Lindgren’s daughter, who is credited with coming up with the Pippi Longstocking name as a child while in bed, could never really identify with Pippi’s willful, independent, progressive, unconventional, anti-authoritarian, freedom lover who was ahead of her time. It was instead her mother, Lindgren, who mirrored Pippi Longstocking's zest. Lindgren defied times by wearing pants, jackets and sporting short blonde hair. She was an influential activist, author of 30 children’s books and businesswoman in a time when women rarely were asked what they thought. She lived during the Holocaust times and tried to make sense of it, fighting back against any and all wars through writing & fiction. In spite of depression and fear, she was still climbing trees at 70. She lived to see 94 years on earth.
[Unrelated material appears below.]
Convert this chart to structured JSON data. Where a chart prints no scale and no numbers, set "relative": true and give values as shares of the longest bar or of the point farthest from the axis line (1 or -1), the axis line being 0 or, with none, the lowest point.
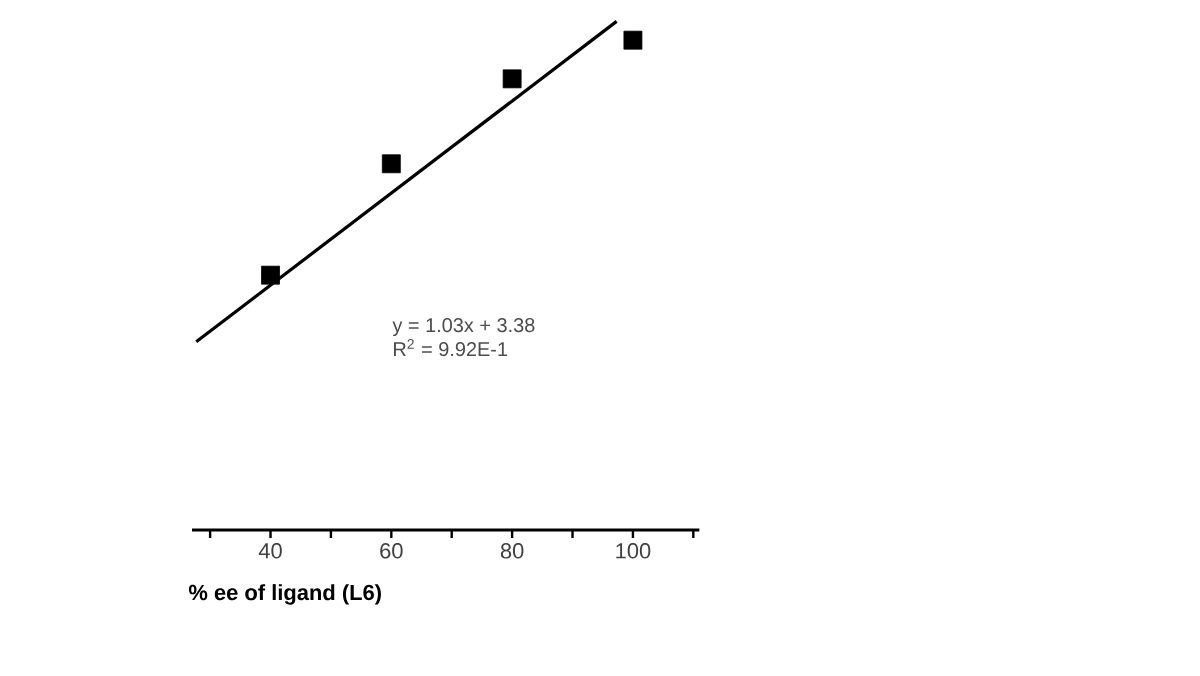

Pippi Longstocking was one of my favorite childhood characters. We named our pup after her. As a kid I loved Pippi's subversive feistiness and ability to people to see differently and prove their perception of her as wrong, while turning conservative towns upside down. These kinds of figures greatly influenced who I am today.  

It wasn't until I was an adult I realized my favorite books and influences as a child were strong female characters, many of which fiery red-headed orphans like Pippi Longstocking, Anne of Green Gables and Orphan Annie, which is interesting.

Red hair was typically allocated for “misfits” or “outsiders” and attached to negative stereotypes and unfair prejudices (yes, us humans are weird and scared of anything that’s different). This is most likely why orphans were oftentimes depicted as redheads (Still are. Look at Queen's Gambit), because orphans are typically pitied outsiders, and seen as the unwanted, especially in older literature. So the one romanticized diamond-orphan-in-the-rough success story of a charmed abandoned girl (Annie, Punky Brewster, Pippi..) proving her town wrong was the basic plot for a lot of these stories. These spunky, sassy and unique characters who stood out from their more ordinary surroundings were perhaps, because, as an outsider, they had so much more to prove. 

It's funny. I'm an adoptee who ended up with red hair and similar to a lot of the characters I looked up to. Plus I created a little redheaded girl picture book. Interesting how we are influenced without realizing it. The representations we see do matter, and somehow I saw myself in these characters as a kid without fully drawing the connection that I was an orphan too.